Work on schedule at the GEM

Nevine El-Aref , Saturday 19 Feb 2022

Work at the Grand Egyptian Museum on the Pyramids Plateau is in full swing in order to meet the deadline for its inauguration.

The Grand Egyptian Museum
The Grand Egyptian Museum

The world is waiting for the Grand Egyptian Museum’s (GEM) grand opening  even if the exact opening date has not yet been decided.

The GEM, overlooking the Giza Plateau, will be the world’s largest museum for a single civilisation, namely the ancient Egyptian civilisation, and the icon of its treasured collection will be the treasure of the golden boy king Tutankhamun, which will be displayed in the GEM complete for the first time since the discovery of his tomb in 1922.

During a meeting late last week, Atef Moftah, general supervisor of the GEM project and the surrounding area, reviewed recent work at the museum. He said that the completion rate of the work at the site has reached 99 per cent, the structural work was completed, and the interior finishings were also 99 per cent complete.

Electromechanical systems were 96 per cent complete, and ICT and insurance 90 per cent, he added.

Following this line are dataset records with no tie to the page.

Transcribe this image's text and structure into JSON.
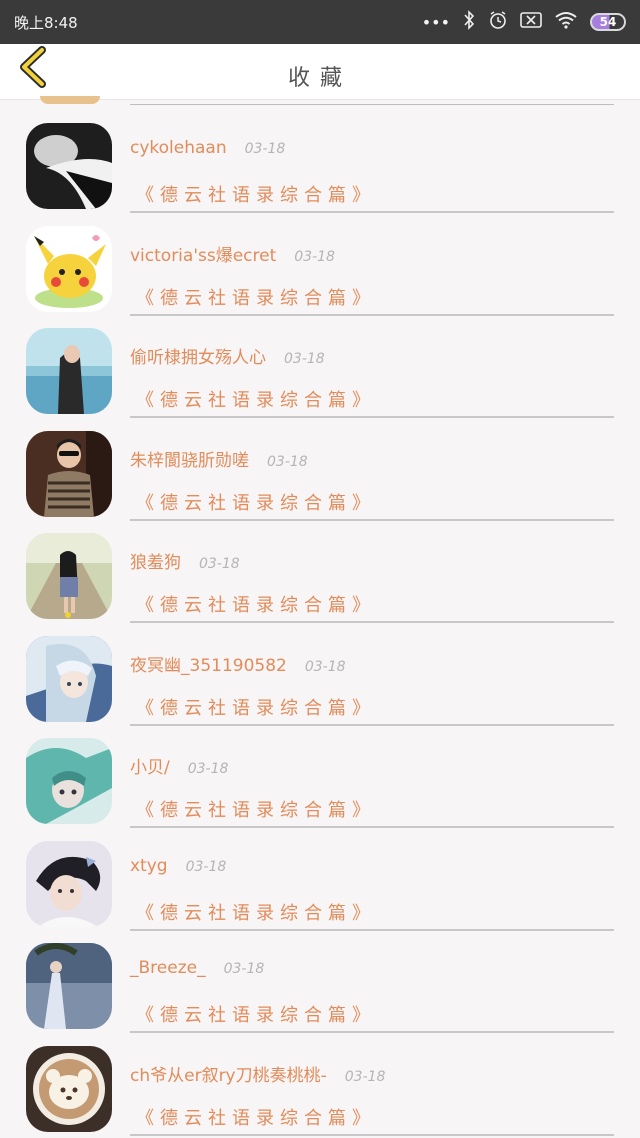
{
  "status_bar": {
    "time": "晚上8:48",
    "dots": "•••",
    "battery": "54"
  },
  "header": {
    "title": "收藏",
    "back_icon": "chevron-left-icon"
  },
  "items": [
    {
      "name": "cykolehaan",
      "date": "03-18",
      "title": "《德云社语录综合篇》",
      "avatar": "monochrome-man-portrait"
    },
    {
      "name": "victoria'ss爆ecret",
      "date": "03-18",
      "title": "《德云社语录综合篇》",
      "avatar": "pikachu"
    },
    {
      "name": "偷听棣拥女殇人心",
      "date": "03-18",
      "title": "《德云社语录综合篇》",
      "avatar": "girl-by-sea"
    },
    {
      "name": "朱梓閬骁肵勋嗟",
      "date": "03-18",
      "title": "《德云社语录综合篇》",
      "avatar": "boy-sunglasses"
    },
    {
      "name": "狼羞狗",
      "date": "03-18",
      "title": "《德云社语录综合篇》",
      "avatar": "girl-on-path"
    },
    {
      "name": "夜冥幽_351190582",
      "date": "03-18",
      "title": "《德云社语录综合篇》",
      "avatar": "anime-white-hair"
    },
    {
      "name": "小贝/",
      "date": "03-18",
      "title": "《德云社语录综合篇》",
      "avatar": "anime-teal-hair"
    },
    {
      "name": "xtyg",
      "date": "03-18",
      "title": "《德云社语录综合篇》",
      "avatar": "boy-portrait"
    },
    {
      "name": "_Breeze_",
      "date": "03-18",
      "title": "《德云社语录综合篇》",
      "avatar": "anime-moon-scene"
    },
    {
      "name": "ch爷从er叙ry刀桃奏桃桃-",
      "date": "03-18",
      "title": "《德云社语录综合篇》",
      "avatar": "latte-bear"
    }
  ]
}
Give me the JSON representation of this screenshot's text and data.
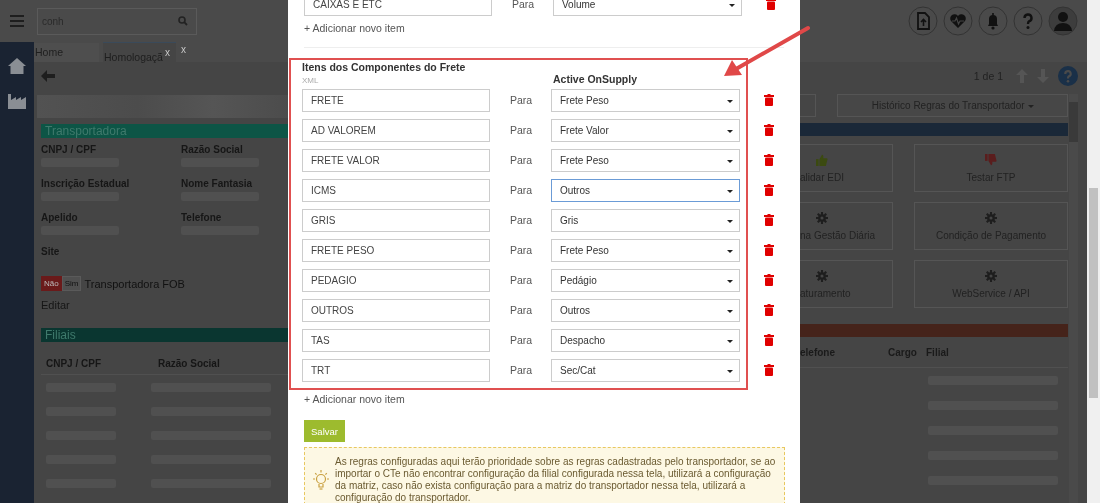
{
  "top_bar": {
    "search": {
      "value": "conh"
    }
  },
  "tabs": [
    {
      "label": "Home",
      "selected": false
    },
    {
      "label": "Homologaçã",
      "selected": true,
      "close": "x"
    }
  ],
  "extra_close": "x",
  "pager": "1 de 1",
  "transportadora": {
    "title": "Transportadora",
    "fields": [
      {
        "label": "CNPJ / CPF"
      },
      {
        "label": "Razão Social"
      },
      {
        "label": "Inscrição Estadual"
      },
      {
        "label": "Nome Fantasia"
      },
      {
        "label": "Apelido"
      },
      {
        "label": "Telefone"
      },
      {
        "label": "Site"
      }
    ]
  },
  "fob_toggle": {
    "options": [
      {
        "label": "Não",
        "selected": true
      },
      {
        "label": "Sim",
        "selected": false
      }
    ],
    "label": "Transportadora FOB"
  },
  "edit_link": "Editar",
  "filiais": {
    "title": "Filiais",
    "columns": [
      "CNPJ / CPF",
      "Razão Social"
    ]
  },
  "history_button": "Histórico Regras do Transportador",
  "tiles": [
    {
      "label": "alidar EDI",
      "kind": "like"
    },
    {
      "label": "Testar FTP",
      "kind": "dislike"
    },
    {
      "label": "na Gestão Diária",
      "kind": "gear"
    },
    {
      "label": "Condição de Pagamento",
      "kind": "gear"
    },
    {
      "label": "aturamento",
      "kind": "gear"
    },
    {
      "label": "WebService / API",
      "kind": "gear"
    }
  ],
  "contacts": {
    "columns": [
      "elefone",
      "Cargo",
      "Filial"
    ]
  },
  "modal": {
    "previous_row": {
      "xml": "CAIXAS E ETC",
      "para": "Para",
      "target": "Volume"
    },
    "add_link_top": "+ Adicionar novo item",
    "section": {
      "title": "Itens dos Componentes do Frete",
      "xml_label": "XML",
      "target_label": "Active OnSupply",
      "rows": [
        {
          "xml": "FRETE",
          "para": "Para",
          "target": "Frete Peso",
          "focused": false
        },
        {
          "xml": "AD VALOREM",
          "para": "Para",
          "target": "Frete Valor",
          "focused": false
        },
        {
          "xml": "FRETE VALOR",
          "para": "Para",
          "target": "Frete Peso",
          "focused": false
        },
        {
          "xml": "ICMS",
          "para": "Para",
          "target": "Outros",
          "focused": true
        },
        {
          "xml": "GRIS",
          "para": "Para",
          "target": "Gris",
          "focused": false
        },
        {
          "xml": "FRETE PESO",
          "para": "Para",
          "target": "Frete Peso",
          "focused": false
        },
        {
          "xml": "PEDAGIO",
          "para": "Para",
          "target": "Pedágio",
          "focused": false
        },
        {
          "xml": "OUTROS",
          "para": "Para",
          "target": "Outros",
          "focused": false
        },
        {
          "xml": "TAS",
          "para": "Para",
          "target": "Despacho",
          "focused": false
        },
        {
          "xml": "TRT",
          "para": "Para",
          "target": "Sec/Cat",
          "focused": false
        }
      ]
    },
    "add_link": "+ Adicionar novo item",
    "save_button": "Salvar",
    "notice": "As regras configuradas aqui terão prioridade sobre as regras cadastradas pelo transportador, se ao importar o CTe não encontrar configuração da filial configurada nessa tela, utilizará a configuração da matriz, caso não exista configuração para a matriz do transportador nessa tela, utilizará a configuração do transportador."
  }
}
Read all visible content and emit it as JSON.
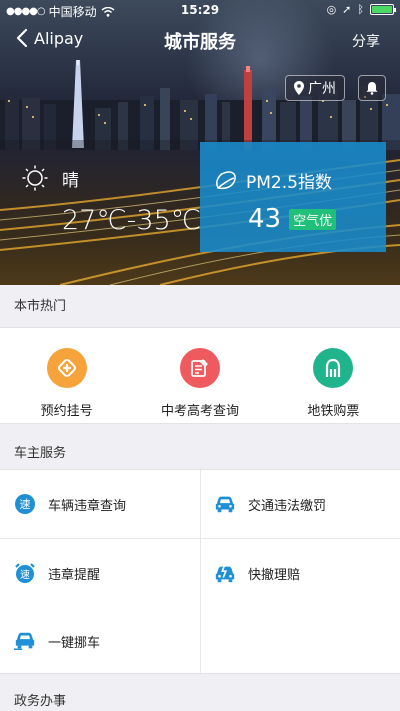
{
  "status_bar": {
    "carrier": "中国移动",
    "time": "15:29",
    "battery_level": 1.0
  },
  "nav": {
    "back_label": "Alipay",
    "title": "城市服务",
    "share_label": "分享"
  },
  "location": {
    "city": "广州"
  },
  "weather": {
    "condition": "晴",
    "temperature": "27℃-35℃"
  },
  "air": {
    "label": "PM2.5指数",
    "value": "43",
    "quality": "空气优"
  },
  "sections": {
    "hot": {
      "title": "本市热门",
      "items": [
        {
          "label": "预约挂号",
          "color": "#f5a33a",
          "icon": "plus-diamond-icon"
        },
        {
          "label": "中考高考查询",
          "color": "#ef5a5e",
          "icon": "exam-query-icon"
        },
        {
          "label": "地铁购票",
          "color": "#20b48c",
          "icon": "metro-icon"
        }
      ]
    },
    "car": {
      "title": "车主服务",
      "items": [
        {
          "label": "车辆违章查询",
          "icon": "speed-badge-icon"
        },
        {
          "label": "交通违法缴罚",
          "icon": "car-icon"
        },
        {
          "label": "违章提醒",
          "icon": "alarm-speed-icon"
        },
        {
          "label": "快撤理赔",
          "icon": "car-crash-icon"
        },
        {
          "label": "一键挪车",
          "icon": "car-move-icon"
        }
      ],
      "icon_color": "#1f8fd6"
    },
    "gov": {
      "title": "政务办事"
    }
  }
}
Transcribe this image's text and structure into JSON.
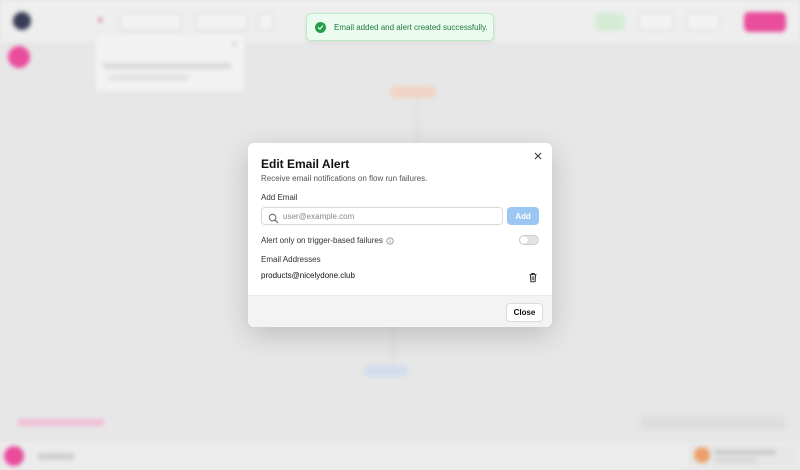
{
  "toast": {
    "message": "Email added and alert created successfully.",
    "status_color": "#24a148"
  },
  "modal": {
    "title": "Edit Email Alert",
    "subtitle": "Receive email notifications on flow run failures.",
    "add_email_label": "Add Email",
    "email_input": {
      "value": "",
      "placeholder": "user@example.com"
    },
    "add_button_label": "Add",
    "trigger_only_label": "Alert only on trigger-based failures",
    "trigger_only_enabled": false,
    "addresses_label": "Email Addresses",
    "addresses": [
      "products@nicelydone.club"
    ],
    "close_button_label": "Close"
  },
  "icons": {
    "toast": "check-circle-icon",
    "close": "close-icon",
    "search": "search-icon",
    "info": "info-icon",
    "delete": "trash-icon"
  },
  "colors": {
    "accent": "#ee4fa0",
    "add_button_disabled": "#9cc7f2",
    "success_bg": "#ecfbef",
    "success_text": "#1f7a3a"
  }
}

Regarding the development work around the museum, Moftah said that the external green spaces had been completed up to 98 per cent and the surrounding roads were 92 per cent complete. The façade overlooking the Pyramids is nearly finished.

The concrete and metal structure of the King Khufu Boats Museum is complete and finishing work is ongoing. The museum houses the first boat of king Khufu after it was transferred from its old wooden museum on the Giza Plateau, removed for the first time since its construction in 1982 to house the newly discovered boat.

Today, visitors to the plateau can enjoy an unobstructed view of the entire southern angle of the Great Pyramid as a result. The museum had distorted the view of the Great Pyramid for decades, the only surviving example of the Seven Wonders of the Ancient World.

Mustafa Waziri, secretary-general of the Supreme Council of Antiquities (SCA), explained that the museum was demolished not only because it distorted the panoramic view of the pyramid, but also because it had become redundant after the boat that was exhibited inside it had been moved to a state-of-the-art display inside the GEM last year.

It was also not well equipped to house the boat, whose organic structure soon began to decay after being unearthed.

Khufu’s boat is one of the largest, oldest and most important wooden antiquities in human history, and its new location will display it in a manner commensurate with its historical and archaeological importance.

Moftah said that the installation of the hanging obelisk at the GEM has been completed and parking capacity now reaches 2,000 spaces, exceeding the earlier availability by 1,300.

Services for tourists and Egyptian visitors to the GEM are also being completed.

Al-Tayeb Abbas, assistant to the minister for archaeological affairs at the GEM, explained that 4,700 artefacts from Tutankhamun’s treasure have been transferred to the GEM and are now in their permanent places inside 86 of the 107 showcases that will host the whole collection.

Among the objects are three shrines, alabaster vessels, jewellery, flutes, chariots, and other items. The boy king’s famous funerary mask, still on display at the Egyptian Museum in Cairo’s Tahrir Square, will be transferred to the GEM days before the grand opening.

All the previously scheduled artefacts have been installed in their places on the GEM’s grand staircase and the 22,000 square metre grand hall will soon also start to receive its artefacts.

*A version of this article appears in print in the 17 February, 2022 edition of Al-Ahram Weekly.